LES DÉTOURNEURS DES 7 MILLIARDS DE FCFA
L’affaire des 63 milliards de francs CFA destinés au développement local des neuf provinces du Gabon refait surface. Soit 7 milliards par province, une somme colossale censée financer des projets à impact direct sur la population. Mais sur le terrain, peu de réalisations visibles.
Le 22 octobre 2025, le procureur de la République près le tribunal de première instance de Libreville, Bruno Obiang Mvé, a annoncé l’ouverture imminente d’une enquête financière. Le Parquet de la République indique que les investigations viseront à examiner la gestion des fonds dans les différentes administrations, ainsi que les projets financés dans chaque province.
Ce dossier, déjà qualifié de « puant » par plusieurs observateurs, place désormais plusieurs responsables locaux dans le collimateur de la justice gabonaise. Une justice que certains jugent encore peu respectée, tant les précédentes affaires de corruption se sont souvent soldées sans suites concrètes.

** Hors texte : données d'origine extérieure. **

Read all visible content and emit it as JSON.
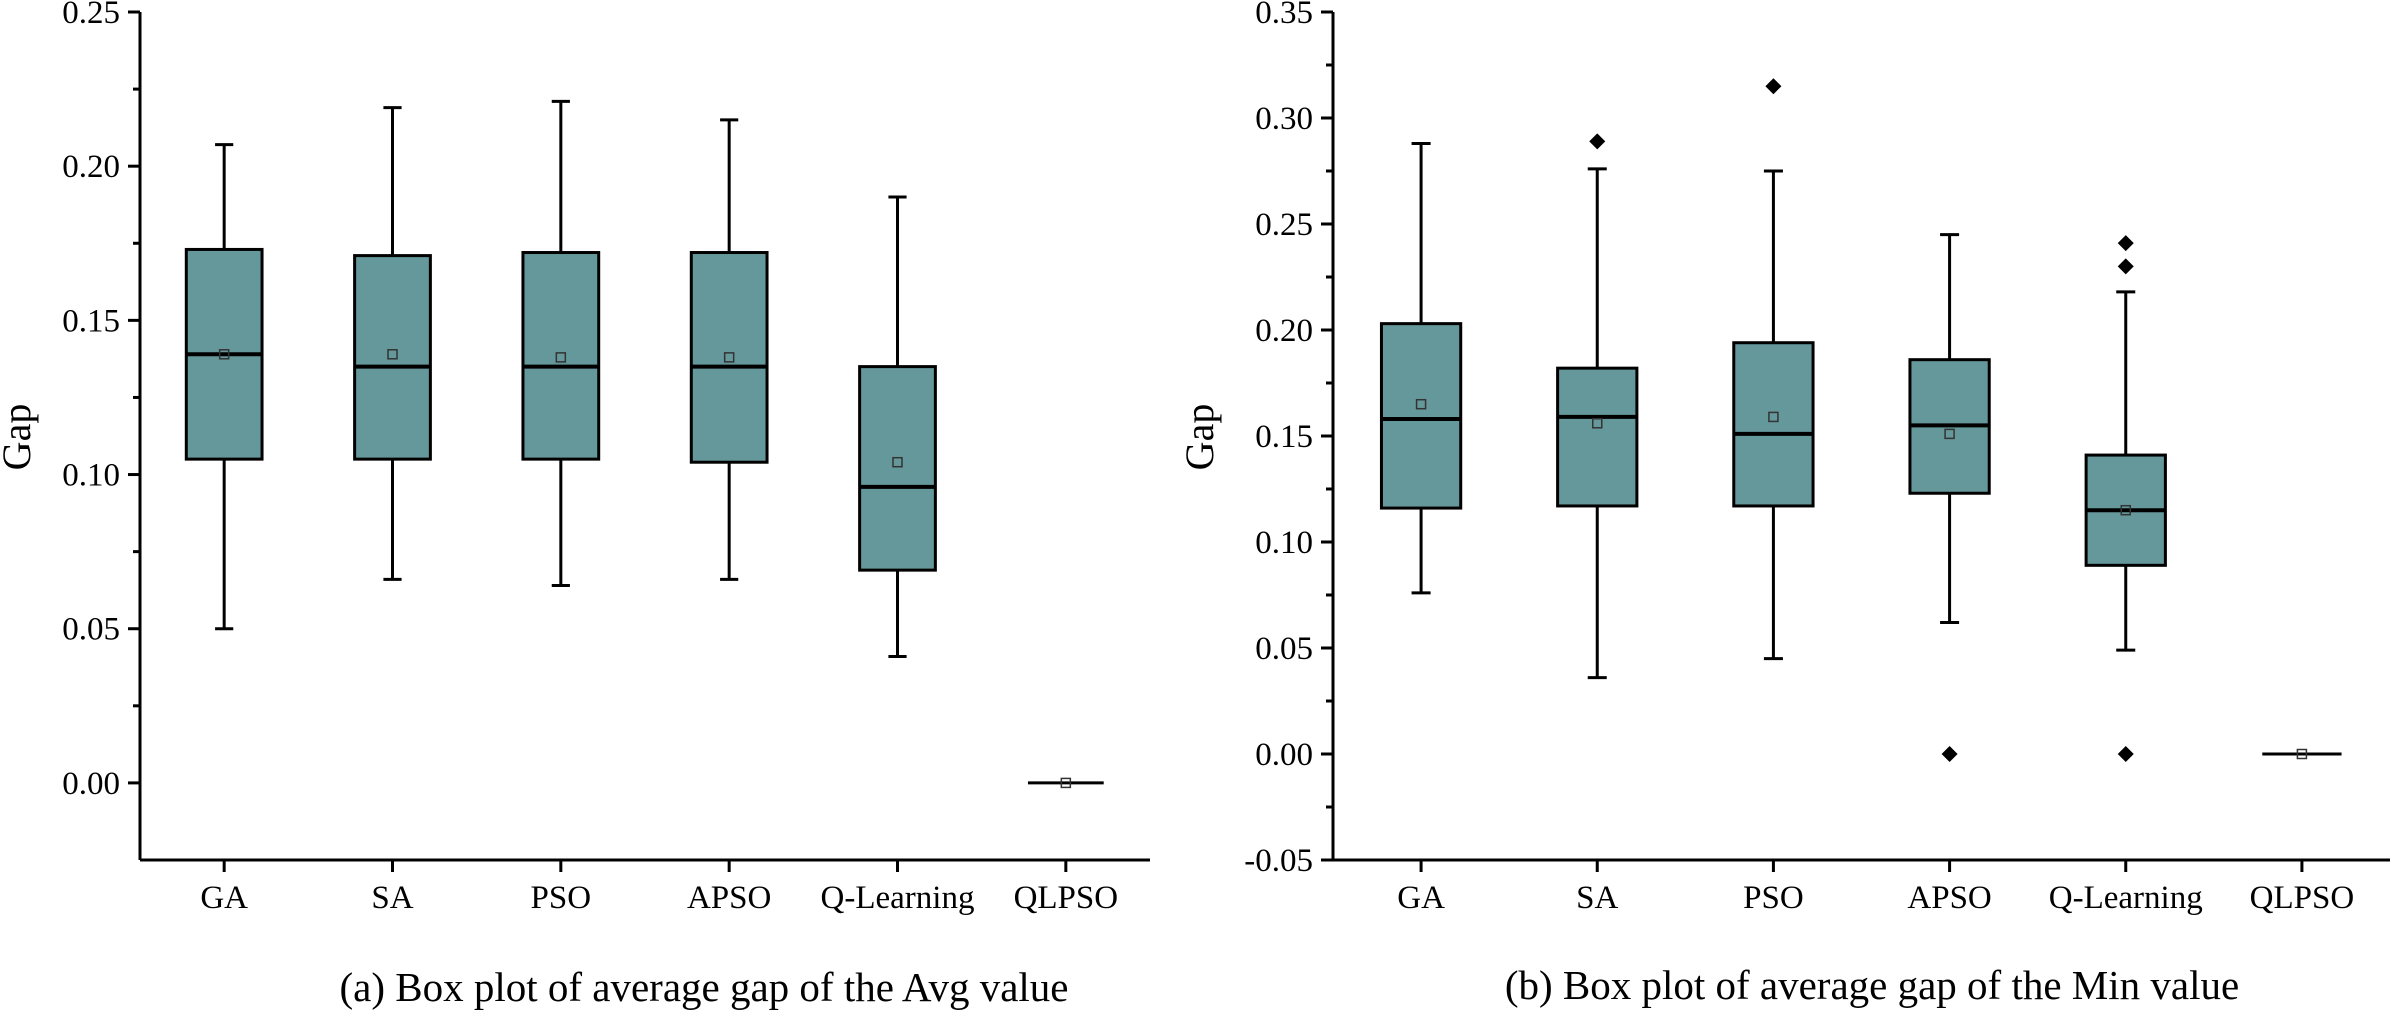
{
  "style": {
    "box_fill": "#65989a",
    "line_color": "#000000",
    "mean_marker_color": "#333333"
  },
  "chart_data": [
    {
      "type": "box",
      "caption": "(a) Box plot of average gap of the Avg value",
      "ylabel": "Gap",
      "xlabel": "",
      "ylim": [
        -0.025,
        0.25
      ],
      "yticks": [
        0.0,
        0.05,
        0.1,
        0.15,
        0.2,
        0.25
      ],
      "ytick_labels": [
        "0.00",
        "0.05",
        "0.10",
        "0.15",
        "0.20",
        "0.25"
      ],
      "categories": [
        "GA",
        "SA",
        "PSO",
        "APSO",
        "Q-Learning",
        "QLPSO"
      ],
      "boxes": [
        {
          "whisker_low": 0.05,
          "q1": 0.105,
          "median": 0.139,
          "q3": 0.173,
          "whisker_high": 0.207,
          "mean": 0.139,
          "outliers": []
        },
        {
          "whisker_low": 0.066,
          "q1": 0.105,
          "median": 0.135,
          "q3": 0.171,
          "whisker_high": 0.219,
          "mean": 0.139,
          "outliers": []
        },
        {
          "whisker_low": 0.064,
          "q1": 0.105,
          "median": 0.135,
          "q3": 0.172,
          "whisker_high": 0.221,
          "mean": 0.138,
          "outliers": []
        },
        {
          "whisker_low": 0.066,
          "q1": 0.104,
          "median": 0.135,
          "q3": 0.172,
          "whisker_high": 0.215,
          "mean": 0.138,
          "outliers": []
        },
        {
          "whisker_low": 0.041,
          "q1": 0.069,
          "median": 0.096,
          "q3": 0.135,
          "whisker_high": 0.19,
          "mean": 0.104,
          "outliers": []
        },
        {
          "whisker_low": 0.0,
          "q1": 0.0,
          "median": 0.0,
          "q3": 0.0,
          "whisker_high": 0.0,
          "mean": 0.0,
          "outliers": []
        }
      ]
    },
    {
      "type": "box",
      "caption": "(b) Box plot of average gap of the Min value",
      "ylabel": "Gap",
      "xlabel": "",
      "ylim": [
        -0.05,
        0.35
      ],
      "yticks": [
        -0.05,
        0.0,
        0.05,
        0.1,
        0.15,
        0.2,
        0.25,
        0.3,
        0.35
      ],
      "ytick_labels": [
        "-0.05",
        "0.00",
        "0.05",
        "0.10",
        "0.15",
        "0.20",
        "0.25",
        "0.30",
        "0.35"
      ],
      "categories": [
        "GA",
        "SA",
        "PSO",
        "APSO",
        "Q-Learning",
        "QLPSO"
      ],
      "boxes": [
        {
          "whisker_low": 0.076,
          "q1": 0.116,
          "median": 0.158,
          "q3": 0.203,
          "whisker_high": 0.288,
          "mean": 0.165,
          "outliers": []
        },
        {
          "whisker_low": 0.036,
          "q1": 0.117,
          "median": 0.159,
          "q3": 0.182,
          "whisker_high": 0.276,
          "mean": 0.156,
          "outliers": [
            0.289
          ]
        },
        {
          "whisker_low": 0.045,
          "q1": 0.117,
          "median": 0.151,
          "q3": 0.194,
          "whisker_high": 0.275,
          "mean": 0.159,
          "outliers": [
            0.315
          ]
        },
        {
          "whisker_low": 0.062,
          "q1": 0.123,
          "median": 0.155,
          "q3": 0.186,
          "whisker_high": 0.245,
          "mean": 0.151,
          "outliers": [
            0.0
          ]
        },
        {
          "whisker_low": 0.049,
          "q1": 0.089,
          "median": 0.115,
          "q3": 0.141,
          "whisker_high": 0.218,
          "mean": 0.115,
          "outliers": [
            0.241,
            0.23,
            0.0
          ]
        },
        {
          "whisker_low": 0.0,
          "q1": 0.0,
          "median": 0.0,
          "q3": 0.0,
          "whisker_high": 0.0,
          "mean": 0.0,
          "outliers": []
        }
      ]
    }
  ]
}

Pendant la transition, les autorités semblaient vouloir montrer leur détermination à faire la lumière sur ce scandale. Pourtant, de nombreux sceptiques estiment que cette enquête arrive bien tard. Pourquoi maintenant ? La question agite l’opinion, d’autant que certains membres des anciens comités de pilotage de cette manne financière viennent tout juste d’être élus à l’Assemblée nationale.

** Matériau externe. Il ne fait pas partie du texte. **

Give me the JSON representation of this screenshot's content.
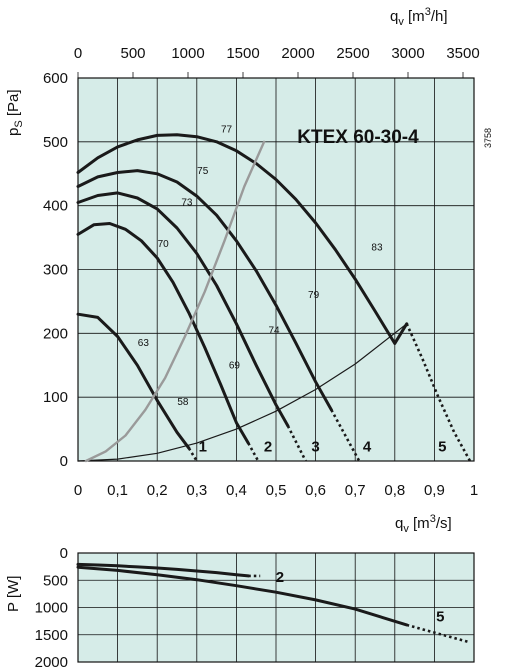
{
  "colors": {
    "plot_bg": "#d6ece8",
    "grid": "#111111",
    "curve": "#1a1a1a",
    "efficiency": "#9a9a9a"
  },
  "chart_data": [
    {
      "type": "line",
      "title": "KTEX 60-30-4",
      "code": "3758",
      "xlabel": "q_v [m^3/s]",
      "xlabel_top": "q_v [m^3/h]",
      "ylabel": "p_s [Pa]",
      "xlim": [
        0,
        1
      ],
      "ylim": [
        0,
        600
      ],
      "xlim_top": [
        0,
        3600
      ],
      "x_ticks": [
        "0",
        "0,1",
        "0,2",
        "0,3",
        "0,4",
        "0,5",
        "0,6",
        "0,7",
        "0,8",
        "0,9",
        "1"
      ],
      "x_ticks_top": [
        "0",
        "500",
        "1000",
        "1500",
        "2000",
        "2500",
        "3000",
        "3500"
      ],
      "y_ticks": [
        "0",
        "100",
        "200",
        "300",
        "400",
        "500",
        "600"
      ],
      "grid": true,
      "series": [
        {
          "name": "1",
          "x": [
            0,
            0.05,
            0.1,
            0.15,
            0.2,
            0.25,
            0.28
          ],
          "y": [
            230,
            225,
            195,
            150,
            95,
            45,
            20
          ],
          "dotted_x": [
            0.28,
            0.3
          ],
          "dotted_y": [
            20,
            0
          ]
        },
        {
          "name": "2",
          "x": [
            0,
            0.04,
            0.08,
            0.12,
            0.16,
            0.2,
            0.24,
            0.28,
            0.32,
            0.36,
            0.4,
            0.43
          ],
          "y": [
            355,
            370,
            372,
            363,
            345,
            318,
            280,
            232,
            178,
            120,
            60,
            28
          ],
          "dotted_x": [
            0.43,
            0.455
          ],
          "dotted_y": [
            28,
            0
          ]
        },
        {
          "name": "3",
          "x": [
            0,
            0.05,
            0.1,
            0.15,
            0.2,
            0.25,
            0.3,
            0.35,
            0.4,
            0.45,
            0.5,
            0.53
          ],
          "y": [
            405,
            416,
            420,
            412,
            395,
            365,
            325,
            275,
            215,
            150,
            88,
            55
          ],
          "dotted_x": [
            0.53,
            0.575
          ],
          "dotted_y": [
            55,
            0
          ]
        },
        {
          "name": "4",
          "x": [
            0,
            0.05,
            0.1,
            0.15,
            0.2,
            0.25,
            0.3,
            0.35,
            0.4,
            0.45,
            0.5,
            0.55,
            0.6,
            0.64
          ],
          "y": [
            430,
            445,
            452,
            455,
            450,
            437,
            415,
            385,
            345,
            298,
            244,
            185,
            124,
            80
          ],
          "dotted_x": [
            0.64,
            0.71
          ],
          "dotted_y": [
            80,
            0
          ]
        },
        {
          "name": "5",
          "x": [
            0,
            0.05,
            0.1,
            0.15,
            0.2,
            0.25,
            0.3,
            0.35,
            0.4,
            0.45,
            0.5,
            0.55,
            0.6,
            0.65,
            0.7,
            0.75,
            0.8,
            0.83
          ],
          "y": [
            452,
            475,
            492,
            503,
            510,
            511,
            508,
            500,
            486,
            466,
            441,
            410,
            373,
            331,
            285,
            235,
            184,
            215
          ],
          "dotted_x": [
            0.83,
            0.87,
            0.91,
            0.95,
            0.99
          ],
          "dotted_y": [
            215,
            160,
            100,
            45,
            0
          ]
        },
        {
          "name": "system",
          "x": [
            0,
            0.1,
            0.2,
            0.3,
            0.4,
            0.5,
            0.6,
            0.7,
            0.83
          ],
          "y": [
            0,
            3,
            12,
            28,
            50,
            78,
            112,
            152,
            215
          ]
        },
        {
          "name": "efficiency",
          "x": [
            0.02,
            0.07,
            0.12,
            0.17,
            0.22,
            0.27,
            0.32,
            0.37,
            0.42,
            0.47
          ],
          "y": [
            0,
            15,
            40,
            80,
            130,
            195,
            265,
            345,
            430,
            500
          ]
        }
      ],
      "step_labels": [
        {
          "text": "1",
          "x": 0.315,
          "y": 15
        },
        {
          "text": "2",
          "x": 0.48,
          "y": 15
        },
        {
          "text": "3",
          "x": 0.6,
          "y": 15
        },
        {
          "text": "4",
          "x": 0.73,
          "y": 15
        },
        {
          "text": "5",
          "x": 0.92,
          "y": 15
        }
      ],
      "efficiency_labels": [
        {
          "text": "77",
          "x": 0.375,
          "y": 515
        },
        {
          "text": "75",
          "x": 0.315,
          "y": 450
        },
        {
          "text": "73",
          "x": 0.275,
          "y": 400
        },
        {
          "text": "70",
          "x": 0.215,
          "y": 335
        },
        {
          "text": "63",
          "x": 0.165,
          "y": 180
        },
        {
          "text": "58",
          "x": 0.265,
          "y": 88
        },
        {
          "text": "69",
          "x": 0.395,
          "y": 145
        },
        {
          "text": "74",
          "x": 0.495,
          "y": 200
        },
        {
          "text": "79",
          "x": 0.595,
          "y": 255
        },
        {
          "text": "83",
          "x": 0.755,
          "y": 330
        }
      ]
    },
    {
      "type": "line",
      "xlabel": "",
      "ylabel": "P [W]",
      "xlim": [
        0,
        1
      ],
      "ylim": [
        0,
        2000
      ],
      "y_ticks": [
        "0",
        "500",
        "1000",
        "1500",
        "2000"
      ],
      "grid": true,
      "series": [
        {
          "name": "2",
          "x": [
            0,
            0.05,
            0.1,
            0.15,
            0.2,
            0.25,
            0.3,
            0.35,
            0.4,
            0.43
          ],
          "y": [
            210,
            220,
            235,
            255,
            275,
            300,
            330,
            360,
            400,
            420
          ],
          "dotted_x": [
            0.43,
            0.46
          ],
          "dotted_y": [
            420,
            420
          ]
        },
        {
          "name": "5",
          "x": [
            0,
            0.1,
            0.2,
            0.3,
            0.4,
            0.5,
            0.6,
            0.7,
            0.83
          ],
          "y": [
            260,
            320,
            400,
            490,
            600,
            720,
            860,
            1030,
            1320
          ],
          "dotted_x": [
            0.83,
            0.87,
            0.91,
            0.95,
            0.99
          ],
          "dotted_y": [
            1320,
            1400,
            1480,
            1560,
            1640
          ]
        }
      ],
      "step_labels": [
        {
          "text": "2",
          "x": 0.51,
          "y": 420
        },
        {
          "text": "5",
          "x": 0.915,
          "y": 1150
        }
      ]
    }
  ]
}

Le spectre d’un scandale politique et judiciaire plane donc sur le pays. Ces élus, désormais protégés par leur immunité parlementaire, pourraient échapper aux poursuites. Mais le procureur promet que la justice gabonaise fera son travail « sans distinction ». Peu de Gabonais y croient à cause de l’impunité qui règne dans les milieux concernés. Pire lorsque certaines personnalités seront envoyées en prison en raison desdits détournements, les Gabonais seront les premiers à provoquer une levée de boucliers pour réclamer la libérations des mis en cause, pour dire pourquoi un tel est arrêté et pourquoi un tel autre est-il en liberté ? C'est vraiment une équation très difficile pour le pouvoir actuel d'avoir à gérer un peuple pareil.